Он свернул к югу по Хайленд и снова к востоку по Мелроуз и обнаружил, что Мелроуз-авеню, хоть и казалась еще оживленной, умерла. Он помнил пожар «Флипа», огромного секонд-хенда, случившийся в восемьдесят третьем или восемьдесят четвертом, после чего случилась эпическая дешевая распродажа, когда на тротуаре, под жарким солнцем, в сопровождении громкой рок-музыки были выставлены кимоно, и смокинги, и мягкие фетровые шляпы. Теперь на этом месте находился магазин одежды «Гэп», точно такой же, какой можно встретить в любом торговом центре. В начале восьмидесятых искушенные японцы прочесывали Мелроуз в поисках старых кожаных курток и музыкальных автоматов, а возбужденные туристы специально приезжали смотреть на панков с зелеными «ирокезами»; теперь забавные прически выглядели так, будто их сделали в Беверли-центре. Как и в случае с авангардом, существующим на правительственные субсидии, думал Салливан, пробираясь на своем старом фургоне по переполненной авеню, повсеместная социальная апатия – это всего лишь гальваническое подергивание лапы мертвой лягушки.

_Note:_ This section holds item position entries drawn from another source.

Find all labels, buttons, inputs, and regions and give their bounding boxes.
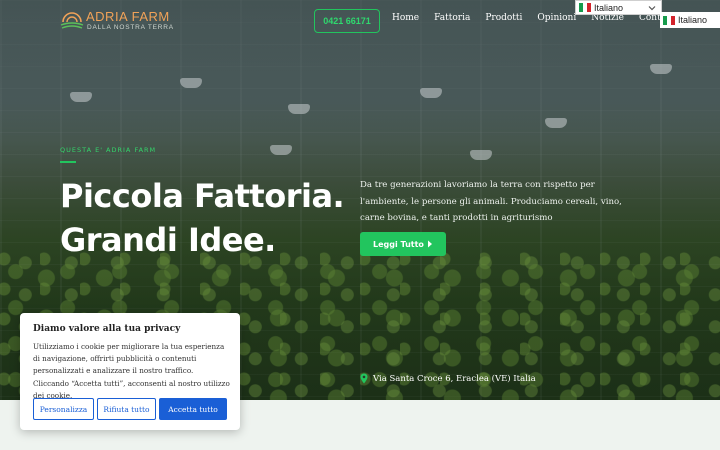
nav-item-opinioni[interactable]: Opinioni — [537, 13, 576, 29]
main-nav: Home Fattoria Prodotti Opinioni Notizie … — [392, 13, 676, 29]
italian-flag-icon — [663, 15, 675, 25]
nav-item-prodotti[interactable]: Prodotti — [485, 13, 522, 29]
greenhouse-lamp — [70, 92, 92, 102]
language-select-label: Italiano — [594, 2, 624, 13]
logo-subtitle: DALLA NOSTRA TERRA — [87, 24, 174, 31]
hero-description: Da tre generazioni lavoriamo la terra co… — [360, 180, 622, 223]
language-select[interactable]: Italiano — [575, 0, 662, 15]
headline-line-2: Grandi Idee. — [60, 221, 276, 259]
nav-item-home[interactable]: Home — [392, 13, 419, 29]
farm-address: Via Santa Croce 6, Eraclea (VE) Italia — [360, 373, 536, 384]
language-badge-label: Italiano — [678, 15, 708, 25]
greenhouse-lamp — [420, 88, 442, 98]
headline-line-1: Piccola Fattoria. — [60, 177, 345, 215]
customize-button[interactable]: Personalizza — [33, 398, 94, 420]
hero-eyebrow: QUESTA E' ADRIA FARM — [60, 146, 157, 154]
reject-all-button[interactable]: Rifiuta tutto — [97, 398, 156, 420]
sunrise-field-logo-icon — [60, 12, 84, 29]
chevron-down-icon — [648, 6, 656, 11]
greenhouse-lamp — [650, 64, 672, 74]
accept-all-button[interactable]: Accetta tutto — [159, 398, 227, 420]
hero-headline: Piccola Fattoria. Grandi Idee. — [60, 174, 345, 262]
nav-item-fattoria[interactable]: Fattoria — [434, 13, 470, 29]
read-more-button[interactable]: Leggi Tutto — [360, 232, 446, 256]
read-more-label: Leggi Tutto — [373, 239, 424, 249]
caret-right-icon — [428, 240, 432, 248]
nav-item-notizie[interactable]: Notizie — [591, 13, 624, 29]
greenhouse-lamp — [288, 104, 310, 114]
cookie-consent-banner: Diamo valore alla tua privacy Utilizziam… — [20, 313, 240, 430]
address-text: Via Santa Croce 6, Eraclea (VE) Italia — [373, 373, 536, 384]
logo-title: ADRIA FARM — [86, 9, 170, 24]
cookie-text: Utilizziamo i cookie per migliorare la t… — [33, 342, 230, 400]
greenhouse-lamp — [180, 78, 202, 88]
greenhouse-lamp — [470, 150, 492, 160]
cookie-title: Diamo valore alla tua privacy — [33, 324, 181, 334]
phone-button[interactable]: 0421 66171 — [314, 9, 380, 33]
site-logo[interactable]: ADRIA FARM DALLA NOSTRA TERRA — [60, 9, 173, 35]
greenhouse-lamp — [270, 145, 292, 155]
greenhouse-lamp — [545, 118, 567, 128]
map-pin-icon — [360, 373, 368, 384]
language-badge[interactable]: Italiano — [660, 12, 720, 28]
eyebrow-divider — [60, 161, 76, 163]
italian-flag-icon — [579, 3, 591, 12]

Благополучно проскочив неподалеку от студии Деларавы, он вновь свернул на юг по Вестерн, приехал в Уилшир и проехал через него дальше на восток, мимо заброшенных памятников ар-деко Уилтерн-билдинг и Буллокс-Уилшир до Гувер-стрит, восточнее которой Уилшир снижался к парку Макартура (отец Салливана всегда упрямо называл его Вестлейк-парком, потому что так он назывался до Второй мировой войны, но сегодня Салливан промчался через него в Альварадо, не думая о старике), и Салливан вспомнил, что бульвар закончится примерно через милю, сразу за Харбор-фривей.

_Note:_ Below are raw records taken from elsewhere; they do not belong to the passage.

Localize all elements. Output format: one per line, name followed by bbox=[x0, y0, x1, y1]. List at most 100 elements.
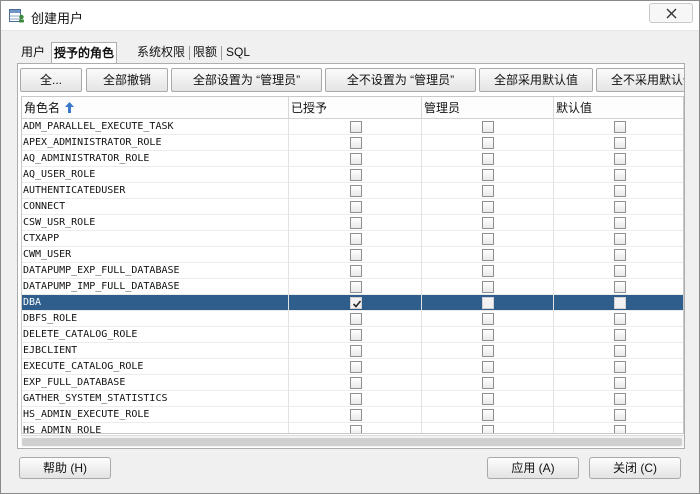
tab-quotas[interactable]: 限额 bbox=[191, 43, 219, 63]
admin-checkbox[interactable] bbox=[482, 153, 494, 165]
default-checkbox[interactable] bbox=[613, 137, 626, 149]
default-checkbox[interactable] bbox=[613, 153, 626, 165]
table-row[interactable]: ADM_PARALLEL_EXECUTE_TASK bbox=[22, 119, 683, 135]
granted-checkbox[interactable] bbox=[349, 265, 362, 277]
granted-checkbox[interactable] bbox=[349, 233, 362, 245]
column-header-admin[interactable]: 管理员 bbox=[422, 97, 554, 119]
close-button[interactable]: 关闭 (C) bbox=[589, 457, 681, 479]
default-checkbox[interactable] bbox=[613, 361, 626, 373]
no-default-all-button[interactable]: 全不采用默认值 bbox=[596, 68, 684, 92]
admin-checkbox[interactable] bbox=[482, 361, 494, 373]
default-checkbox[interactable] bbox=[613, 409, 626, 421]
table-row[interactable]: AQ_ADMINISTRATOR_ROLE bbox=[22, 151, 683, 167]
apply-button[interactable]: 应用 (A) bbox=[487, 457, 579, 479]
granted-checkbox[interactable] bbox=[349, 345, 362, 357]
table-row[interactable]: DBA bbox=[22, 295, 683, 311]
admin-checkbox[interactable] bbox=[482, 249, 494, 261]
default-checkbox[interactable] bbox=[613, 169, 626, 181]
admin-checkbox[interactable] bbox=[482, 393, 494, 405]
tab-granted-roles[interactable]: 授予的角色 bbox=[51, 42, 118, 64]
granted-checkbox[interactable] bbox=[349, 425, 362, 433]
default-checkbox[interactable] bbox=[613, 249, 626, 261]
default-checkbox[interactable] bbox=[613, 329, 626, 341]
close-window-button[interactable] bbox=[649, 3, 693, 23]
default-checkbox[interactable] bbox=[613, 201, 626, 213]
horizontal-scrollbar[interactable] bbox=[21, 435, 684, 447]
admin-checkbox[interactable] bbox=[482, 265, 494, 277]
granted-checkbox[interactable] bbox=[349, 377, 362, 389]
scrollbar-thumb[interactable] bbox=[22, 438, 682, 446]
table-row[interactable]: CTXAPP bbox=[22, 231, 683, 247]
admin-checkbox[interactable] bbox=[482, 121, 494, 133]
column-header-role-name[interactable]: 角色名 bbox=[22, 97, 289, 119]
default-checkbox[interactable] bbox=[613, 121, 626, 133]
granted-checkbox[interactable] bbox=[349, 393, 362, 405]
default-checkbox[interactable] bbox=[613, 345, 626, 357]
admin-checkbox[interactable] bbox=[482, 313, 494, 325]
default-checkbox[interactable] bbox=[613, 281, 626, 293]
granted-checkbox[interactable] bbox=[349, 137, 362, 149]
granted-checkbox[interactable] bbox=[349, 169, 362, 181]
granted-checkbox[interactable] bbox=[349, 217, 362, 229]
tab-user[interactable]: 用户 bbox=[19, 43, 47, 63]
granted-checkbox[interactable] bbox=[349, 201, 362, 213]
table-row[interactable]: AQ_USER_ROLE bbox=[22, 167, 683, 183]
admin-checkbox[interactable] bbox=[482, 345, 494, 357]
admin-checkbox[interactable] bbox=[482, 185, 494, 197]
admin-checkbox[interactable] bbox=[482, 201, 494, 213]
granted-checkbox[interactable] bbox=[349, 121, 362, 133]
granted-checkbox[interactable] bbox=[349, 185, 362, 197]
admin-checkbox[interactable] bbox=[482, 169, 494, 181]
table-row[interactable]: DELETE_CATALOG_ROLE bbox=[22, 327, 683, 343]
admin-checkbox[interactable] bbox=[482, 233, 494, 245]
admin-checkbox[interactable] bbox=[482, 377, 494, 389]
column-header-default[interactable]: 默认值 bbox=[554, 97, 683, 119]
granted-checkbox[interactable] bbox=[349, 313, 362, 325]
table-row[interactable]: APEX_ADMINISTRATOR_ROLE bbox=[22, 135, 683, 151]
admin-checkbox[interactable] bbox=[482, 137, 494, 149]
granted-checkbox[interactable] bbox=[349, 329, 362, 341]
default-checkbox[interactable] bbox=[613, 233, 626, 245]
default-checkbox[interactable] bbox=[613, 393, 626, 405]
default-checkbox[interactable] bbox=[613, 265, 626, 277]
default-all-button[interactable]: 全部采用默认值 bbox=[479, 68, 593, 92]
column-header-granted[interactable]: 已授予 bbox=[289, 97, 422, 119]
table-row[interactable]: HS_ADMIN_EXECUTE_ROLE bbox=[22, 407, 683, 423]
admin-checkbox[interactable] bbox=[482, 425, 494, 433]
tab-system-privileges[interactable]: 系统权限 bbox=[135, 43, 187, 63]
default-checkbox[interactable] bbox=[613, 425, 626, 433]
admin-checkbox[interactable] bbox=[482, 281, 494, 293]
table-row[interactable]: CWM_USER bbox=[22, 247, 683, 263]
granted-checkbox[interactable] bbox=[349, 281, 362, 293]
table-row[interactable]: AUTHENTICATEDUSER bbox=[22, 183, 683, 199]
default-checkbox[interactable] bbox=[613, 377, 626, 389]
table-row[interactable]: DATAPUMP_IMP_FULL_DATABASE bbox=[22, 279, 683, 295]
table-row[interactable]: DBFS_ROLE bbox=[22, 311, 683, 327]
granted-checkbox[interactable] bbox=[349, 409, 362, 421]
table-row[interactable]: CONNECT bbox=[22, 199, 683, 215]
table-row[interactable]: EJBCLIENT bbox=[22, 343, 683, 359]
admin-checkbox[interactable] bbox=[482, 329, 494, 341]
granted-checkbox[interactable] bbox=[349, 153, 362, 165]
default-checkbox[interactable] bbox=[613, 185, 626, 197]
revoke-all-button[interactable]: 全部撤销 bbox=[86, 68, 168, 92]
granted-checkbox[interactable] bbox=[349, 297, 362, 309]
admin-checkbox[interactable] bbox=[482, 217, 494, 229]
table-row[interactable]: DATAPUMP_EXP_FULL_DATABASE bbox=[22, 263, 683, 279]
granted-checkbox[interactable] bbox=[349, 361, 362, 373]
table-row[interactable]: EXECUTE_CATALOG_ROLE bbox=[22, 359, 683, 375]
unset-all-admin-button[interactable]: 全不设置为 “管理员” bbox=[325, 68, 476, 92]
table-row[interactable]: CSW_USR_ROLE bbox=[22, 215, 683, 231]
table-row[interactable]: GATHER_SYSTEM_STATISTICS bbox=[22, 391, 683, 407]
table-row[interactable]: EXP_FULL_DATABASE bbox=[22, 375, 683, 391]
admin-checkbox[interactable] bbox=[482, 409, 494, 421]
default-checkbox[interactable] bbox=[613, 297, 626, 309]
granted-checkbox[interactable] bbox=[349, 249, 362, 261]
grant-all-button[interactable]: 全... bbox=[20, 68, 82, 92]
admin-checkbox[interactable] bbox=[482, 297, 494, 309]
help-button[interactable]: 帮助 (H) bbox=[19, 457, 111, 479]
set-all-admin-button[interactable]: 全部设置为 “管理员” bbox=[171, 68, 322, 92]
default-checkbox[interactable] bbox=[613, 313, 626, 325]
table-row[interactable]: HS_ADMIN_ROLE bbox=[22, 423, 683, 433]
tab-sql[interactable]: SQL bbox=[224, 43, 252, 63]
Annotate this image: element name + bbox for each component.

Здесь, в треугольнике между Харбор и Голливуд-фривей, расположились узкие улочки и старые дома района Темпл-Бодри. За автострадами, на холме выше делового центра Л.-А., тридцать лет назад стояли роскошные викторианские здания Банкер-хилл. Теперь там громоздились безликие офисные башни, а на этой стороне Салливан видел свежерасчищенные участки и новое строительство и знал, что с Темпл-Бодри скоро произойдет то же самое.
Миновав Уилшир, он немного покрутился по улицам, густо обсаженным перечными деревьями, и в конечном счете нашел нужное место – крошечный мексиканский ресторан под названием «Los Tres Jesuses». По-видимому, им владели трое парней с распространенным испанским именем Хесус – Иисус, – но в обиходе, видимо в знак почтения к Богу, его называли попросту «Трое обжор». Салливан решил, что в «Троих обжорах» вполне можно позавтракать.